In Stranger Things Season 3, the show's stubbornly un-killable big bad, the Mind Flayer, is back to terrorize Hawkins, Indiana again -- and this time, it's got an extra goopy scheme for its third attempt to take over the world. The eldritch being starts off possessing rodents, quickly graduating to taking over townspeople and forcing them to ingest chemicals so that their bodies liquefy into easily manipulatable clumps of biomass. These people-puddles can squeeze, flow, and, yes, squelch their way in and out of any opening. Not to mention they can also combine and reconstitute into any form the Mind Flayer wishes. The more nasty organic jelly the Flayer can get, the bigger the body it can create with it. It's an absolutely revolting concept and a pretty genius plan on the Flayer's part.
This grisly plot device means anytime the Mind Flayer and its constructs are onscreen, inevitably, something is squelching. At first, the word only sporadically appears, which makes sense as the showrunners obviously need to keep the monster's new form mostly hidden in the early episodes to build suspense. As the season rolls on and more and more of the town's unlucky residents fall prey to the Mind Flayer's plan, "squelching" shows up with increasing frequency in the subtitles.
By the season's midpoint, viewers are regularly treated to lingering shots of the Flayer's gargantuan bone-and-blood mass of a body oozing around the Brimborn Steel Works. An equally nauseating sound effect accompanies each horrifying movement. Watching the Flayer absorb its goopy, dissolved minions into itself as the subtitles helpfully inform audiences that copious squelching is occurring is truly a quintessential Stranger Things viewing moment.
In the hierarchy of universally agreed-upon cringe-inducing words, "moist" has long reigned supreme -- see approximately the last ten years of meme history for reference. However, "squelch" is a strong contender that should have been in the running from the beginning. There's something deeply discomforting about the word on a visceral, primal level.
Generally speaking, squelching doesn't herald anything good in any situation. It holds an inherent connotation of liquid textures and squishy, oozing movement that taps into a fearful animal part of the brain and awakens a deep-seated unease. Of course, everything in that previous sentence is prime Stranger Things material, so the overuse of "squelching" in the subtitles tracks. Really, when looking at the Mind Flayer's shambling, gloopy form, it's hard to think of a better description for the way it moves and the sounds it makes as it does.

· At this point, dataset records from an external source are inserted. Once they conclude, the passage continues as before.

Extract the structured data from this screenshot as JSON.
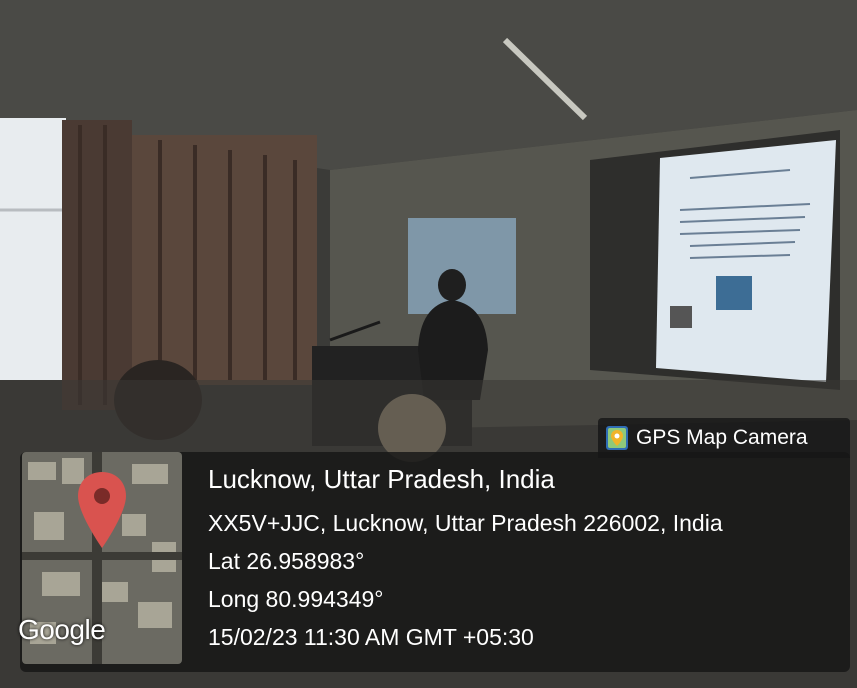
{
  "overlay": {
    "app_name": "GPS Map Camera",
    "location_title": "Lucknow, Uttar Pradesh, India",
    "address": "XX5V+JJC, Lucknow, Uttar Pradesh 226002, India",
    "latitude": "Lat 26.958983°",
    "longitude": "Long 80.994349°",
    "timestamp": "15/02/23 11:30 AM GMT +05:30",
    "map_attribution": "Google"
  },
  "colors": {
    "pin": "#d9534f",
    "panel_bg": "#161616",
    "text": "#ffffff"
  }
}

Naturally, "squelching" appears in the first two seasons as well, but with nowhere near the same prevalence as it does in the show's third chapter. This makes a lot of sense. Much of the action in early Stranger Things is less focused on all-out, gross-out body horror, and more centered on the characters fighting physical, external threats like the demodogs. In Season 3, though, the terror is very up close and personal for the people of Hawkins, and thus things must squelch.